The House of Representatives could reopen the probe into an alleged $1.348 billion power sector fraud levelled against General Electric (GE) and Rockson Engineering Nigeria Ltd.
The issue, which has lingered for years, will not be swept under the carpet, vowed chairman of the House Committee on Power, Dan Asuquo, in an interview at the weekend.
He expressed surprise that the authorities have not yet taken action on findings by relevant committees of the previous National Assembly, insisting the legislature would push for the refund of the alleged stolen money.
“The National Assembly has done its work. It has come out with a report. The report is there for anybody to see and use. If you talk about Rockson, in collaboration with GE, they have issues of which Nigerians should ask questions. If somebody is not performing, the law is there.
“We cannot promote the fleecing of taxpayers’ money. If somebody is irresponsible, the law is clear; you blacklist and terminate, as long as you’ve kept your own part of the contract. We will call for that refund, if that magnitude of padding, waste and corruption has been done,” said Asuquo.
The allegation, which came via a signed petition by about 10 civil society organisations and dated September 26, 2018, was received by the office of the acting chairman of the Economic and Financial Crimes Commission, Ibrahim Magu, on September 27, 2018.
President Muhammadu Buhari had recently wondered how a former government allegedly spent $16 billion on the sector without results. He also accused the National Assembly of not exercising adequate oversight on the sector.
The two companies were blacklisted in a 2008 House of Representatives report.
The Association of Power Generation Companies (APGC) meanwhile said since June 2018, power Generation Companies (GenCos) have not received payment from the Nigerian Bulk Electricity Trading Plc (NBET) for electricity generated.
APGC’s Executive Secretary Dr Joy Ogaji disclosed this in an interview with the News Agency of Nigeria (NAN) in Abuja yesterday. According to her, GenCos were being owed N500 billion for power generated from 2013, when they took over electricity generation, to December 2016.
She said: “The GenCos debt is classified into about three categories. So, when you are talking about debts, before even NBET came, market operators owed GenCos. If you calculate all that debt from 2013 to December 2016, GenCos’ debt was about N500 billion. This debt that we are talking about is without interest, because the Power Purchase Agreement (PPA) says if they delay payment, GenCos are entitled to interest. So, this amount is without interest. It does not also cover the cost for available capacity.”
She said further: “GenCos make capacity available. So, the power that is being rejected…it does not cover that one, because that is a different cost. From 2017, NBET, through Federal Government’s Payment Assurance Guarantee, has only been paying 80 per cent and there is 20 per cent shortfall till date. And for this year, since June, we have not been paid.”
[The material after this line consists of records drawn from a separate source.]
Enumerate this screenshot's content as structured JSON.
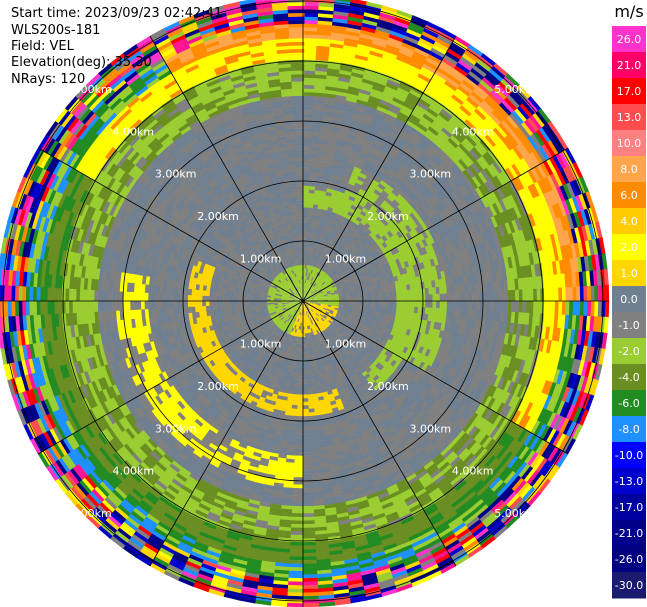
{
  "header": {
    "start_time": "Start time: 2023/09/23 02:42:41",
    "instrument": "WLS200s-181",
    "field": "Field: VEL",
    "elevation": "Elevation(deg): 35.30",
    "nrays": "NRays: 120"
  },
  "colorbar": {
    "unit": "m/s",
    "ticks": [
      "26.0",
      "21.0",
      "17.0",
      "13.0",
      "10.0",
      "8.0",
      "6.0",
      "4.0",
      "2.0",
      "1.0",
      "0.0",
      "-1.0",
      "-2.0",
      "-4.0",
      "-6.0",
      "-8.0",
      "-10.0",
      "-13.0",
      "-17.0",
      "-21.0",
      "-26.0",
      "-30.0"
    ],
    "colors": [
      "#ff33cc",
      "#ff0066",
      "#ff0000",
      "#ff4d4d",
      "#ff8080",
      "#ffa64d",
      "#ff8c00",
      "#ffcc00",
      "#ffff00",
      "#ffd700",
      "#708090",
      "#808080",
      "#9acd32",
      "#6b8e23",
      "#228b22",
      "#1e90ff",
      "#0000ff",
      "#0000cd",
      "#0000a0",
      "#00008b",
      "#000080",
      "#1a1a6e"
    ]
  },
  "chart_data": {
    "type": "heatmap",
    "projection": "polar (PPI)",
    "field": "VEL",
    "unit": "m/s",
    "range_rings_km": [
      1.0,
      2.0,
      3.0,
      4.0,
      5.0
    ],
    "ring_labels": [
      "1.00km",
      "2.00km",
      "3.00km",
      "4.00km",
      "5.00km"
    ],
    "spokes_deg": [
      0,
      30,
      60,
      90,
      120,
      150,
      180,
      210,
      240,
      270,
      300,
      330
    ],
    "nrays": 120,
    "vmin": -30.0,
    "vmax": 26.0,
    "pattern": {
      "inner_disc_km": 0.6,
      "yellow_band_km": [
        1.55,
        1.95
      ],
      "gray_band_km": [
        1.95,
        3.4
      ],
      "green_band_km": [
        3.4,
        4.0
      ],
      "yellow_outer_km": [
        4.0,
        4.4
      ],
      "noise_start_km": 4.6
    }
  }
}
On GenCos meeting their obligation on payment to gas companies, Ogaji noted: “GenCos have been taking loans from banks to be able to meet their obligations in the market and put power on the grid. When we don’t generate, we are called saboteurs. They will start saying that the owners of the GenCos are PDP members; that is why they are not generating. But the government is not looking at the cost implication of putting power on the grid and you are not paying for it. There is no business person that will want to continue business when he is not getting anything on it. And upon that you are being accused that you are a saboteur.”
The APGC executive secretary however said GenCos were engaging NBET on the matter.
But the Head Corporate Communication of NBET, Mrs. Henrietta Ighomrore, described the alleged non-payment since June as inaccurate. GenCos have always received their payment as at when due, and at no time did NBET withhold payment to GenCos, she said.
“NBET does not retain any money. Every money we receive from the DisCos, we immediately pay it to the GenCos to settle their invoices,” she explained, stressing it is important to understand how payments are made in the electricity market.
“For instance, if you have January’s invoice, that invoice will be coming to you around the end of February or early March. The generating companies generate and then they send to us and then we send to the DisCos. At the end of the month, the Market Operator (MO) will read the meter and then raise the market settlement statement.”